Peter Roesky describes the synthesis of cyclic multidecker sandwich complexes.

The ground-breaking discovery of the first sandwich complex, ferrocene, marked the birth of modern organometallic chemistry. The structure of sandwich compounds, consisting of a central metal ion complexed by two planar aromatic ligands, is reminiscent of a classical sandwich, with the flat ligands representing two slices of bread covering the filling, the central metal. The appreciation for this unprecedented structural motif culminated in the award of the 1973 Nobel Prize in Chemistry to Fischer and Wilkinson for their work on elucidating the molecular structure of ferrocene. Ever since, the sandwich motif has inspired organometallic chemists to hunt for larger and larger sandwiches. Going beyond the proto-typical sandwich structure, [M(CnHn)2], multidecker sandwich complexes with alternating aromatic ligands and metals have been assembled.

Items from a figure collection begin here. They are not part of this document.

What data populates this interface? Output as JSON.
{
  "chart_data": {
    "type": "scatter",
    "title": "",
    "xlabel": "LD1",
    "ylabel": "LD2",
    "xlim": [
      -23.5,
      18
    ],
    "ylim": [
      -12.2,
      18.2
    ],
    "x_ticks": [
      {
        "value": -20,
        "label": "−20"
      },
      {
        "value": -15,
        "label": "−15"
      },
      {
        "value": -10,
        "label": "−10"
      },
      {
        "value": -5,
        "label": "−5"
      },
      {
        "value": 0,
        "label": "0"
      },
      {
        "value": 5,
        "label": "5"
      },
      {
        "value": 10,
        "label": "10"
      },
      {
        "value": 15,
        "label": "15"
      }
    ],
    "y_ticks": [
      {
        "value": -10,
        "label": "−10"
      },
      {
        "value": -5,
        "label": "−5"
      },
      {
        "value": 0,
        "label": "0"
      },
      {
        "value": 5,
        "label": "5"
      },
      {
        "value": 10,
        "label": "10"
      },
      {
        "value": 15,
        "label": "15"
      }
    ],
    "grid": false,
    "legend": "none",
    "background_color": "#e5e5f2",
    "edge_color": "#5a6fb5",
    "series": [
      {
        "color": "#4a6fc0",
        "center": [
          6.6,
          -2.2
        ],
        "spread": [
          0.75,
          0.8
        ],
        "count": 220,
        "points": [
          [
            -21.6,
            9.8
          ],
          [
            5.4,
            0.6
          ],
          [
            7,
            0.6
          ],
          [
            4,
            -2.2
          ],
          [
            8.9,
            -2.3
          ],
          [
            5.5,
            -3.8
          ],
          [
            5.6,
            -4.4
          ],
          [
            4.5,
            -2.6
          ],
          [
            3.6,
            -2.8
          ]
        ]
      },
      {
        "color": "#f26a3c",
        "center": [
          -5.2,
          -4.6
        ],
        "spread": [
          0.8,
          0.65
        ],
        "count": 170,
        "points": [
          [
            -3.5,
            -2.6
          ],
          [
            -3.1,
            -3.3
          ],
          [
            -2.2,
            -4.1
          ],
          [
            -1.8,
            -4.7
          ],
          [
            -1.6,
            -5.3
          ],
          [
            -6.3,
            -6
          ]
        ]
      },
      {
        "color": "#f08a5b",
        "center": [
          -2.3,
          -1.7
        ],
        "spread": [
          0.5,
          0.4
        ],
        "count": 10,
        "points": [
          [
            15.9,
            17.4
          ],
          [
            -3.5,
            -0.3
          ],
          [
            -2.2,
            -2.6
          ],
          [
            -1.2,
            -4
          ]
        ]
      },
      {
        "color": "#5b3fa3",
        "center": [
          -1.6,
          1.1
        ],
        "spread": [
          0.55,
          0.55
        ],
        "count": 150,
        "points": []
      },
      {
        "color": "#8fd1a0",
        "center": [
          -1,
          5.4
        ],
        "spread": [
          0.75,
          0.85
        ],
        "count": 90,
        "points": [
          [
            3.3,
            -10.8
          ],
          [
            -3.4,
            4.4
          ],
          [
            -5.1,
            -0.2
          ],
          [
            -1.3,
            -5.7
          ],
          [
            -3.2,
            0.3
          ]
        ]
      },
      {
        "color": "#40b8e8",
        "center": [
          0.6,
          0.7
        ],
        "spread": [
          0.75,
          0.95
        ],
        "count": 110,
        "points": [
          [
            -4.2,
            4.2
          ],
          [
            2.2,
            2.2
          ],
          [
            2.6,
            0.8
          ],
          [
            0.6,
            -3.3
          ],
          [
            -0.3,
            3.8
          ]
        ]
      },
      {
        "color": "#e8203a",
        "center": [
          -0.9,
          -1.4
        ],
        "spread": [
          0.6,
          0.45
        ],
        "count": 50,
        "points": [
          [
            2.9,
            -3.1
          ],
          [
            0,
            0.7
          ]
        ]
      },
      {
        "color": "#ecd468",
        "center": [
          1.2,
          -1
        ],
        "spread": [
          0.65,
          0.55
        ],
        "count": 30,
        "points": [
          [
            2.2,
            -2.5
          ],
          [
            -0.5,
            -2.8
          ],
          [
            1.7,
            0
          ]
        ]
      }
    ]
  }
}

However, no structural motif apart from longer and longer one-dimensional chains has been reported until the publication of the title article. Here, Professor Peter Roesky’s group from the Karlsruhe Institute of Technology (Germany) pioneered the synthesis of cyclic multidecker sandwich complexes, overcoming the previous limitation of metallocene chemistry to linear structural motifs. Their approach is based on the structurally induced self-assembly of monomeric half-sandwich complexes to discrete molecular nanorings.”